Tra le nuove disposizioni, in vigore dal 7 aprile 2026, la principale riguarda l’inserimento dell’art. 3 comma 7-bis nel D.Lgs. 81/08, dell’obbligo di informativa annuale per i lavoratori che prestano la propria attività lavorativa con modalità di lavoro agile in ambienti di lavoro che non rientrano nella disponibilità giuridica del datore di lavoro (smart working).
Il datore di lavoro ha pertanto l’obbligo di consegnare con cadenza annuale al lavoratore, e al rappresentante dei lavoratori per la sicurezza, un’informativa scritta nella quale sono individuati i rischi generali e specifici, assolvendo in tal modo tutti gli obblighi di sicurezza compatibili con l’attività lavorativa in modalità agile, in particolare relativamente all’utilizzo dei videoterminali.
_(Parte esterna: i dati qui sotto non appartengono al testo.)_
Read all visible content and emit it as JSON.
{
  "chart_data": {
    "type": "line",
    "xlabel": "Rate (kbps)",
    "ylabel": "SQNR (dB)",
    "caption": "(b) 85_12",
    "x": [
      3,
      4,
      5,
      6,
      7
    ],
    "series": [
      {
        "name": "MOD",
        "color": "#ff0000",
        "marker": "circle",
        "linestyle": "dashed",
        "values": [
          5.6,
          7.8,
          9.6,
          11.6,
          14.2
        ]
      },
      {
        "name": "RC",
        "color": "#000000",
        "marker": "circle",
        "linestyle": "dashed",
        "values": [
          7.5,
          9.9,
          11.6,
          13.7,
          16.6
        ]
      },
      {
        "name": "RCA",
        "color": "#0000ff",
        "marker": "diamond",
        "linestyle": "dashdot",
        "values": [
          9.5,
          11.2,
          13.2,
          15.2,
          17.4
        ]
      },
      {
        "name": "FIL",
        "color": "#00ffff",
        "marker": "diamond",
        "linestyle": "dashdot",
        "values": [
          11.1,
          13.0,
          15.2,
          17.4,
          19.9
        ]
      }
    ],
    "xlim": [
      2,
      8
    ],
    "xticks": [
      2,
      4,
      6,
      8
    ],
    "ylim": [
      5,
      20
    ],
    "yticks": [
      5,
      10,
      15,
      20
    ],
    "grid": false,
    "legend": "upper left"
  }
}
La novità non è nell’obbligo, già previsto dal D.Lgs. 81/17 recante Misure per la tutela del lavoro autonomo non imprenditoriale e misure volte a favorire l'articolazione flessibile nei tempi e nei luoghi del lavoro subordinato, ma nella sua collocazione all’interno del TUS e la previsione di specifiche sanzioni a carico del datore di lavoro, o del dirigente. Il mancato adempimento è punito con la pena dell’arresto da 2 a 4 mesi, oppure ammenda da circa 1.738.61 a 7.403.96 euro.
Tra le altre modifiche della Legge PMI al D.Lgs. 81/08, previsto che INAIL elabori modelli semplificati di organizzazione e gestione della sicurezza per le microimprese e le piccole e medie imprese, calibrati in funzione della dimensione aziendale (introduzione all’articolo 30 – Modelli di organizzazione e di gestione del comma 5-ter) e che la formazione dei lavoratori debba essere assicurata anche durante i periodi di Cassa Integrazione Guadagni, sia in caso di sospensione totale dell’attività sia in caso di riduzione dell’orario di lavoro (inserimento lettera b-bis) al comma 4).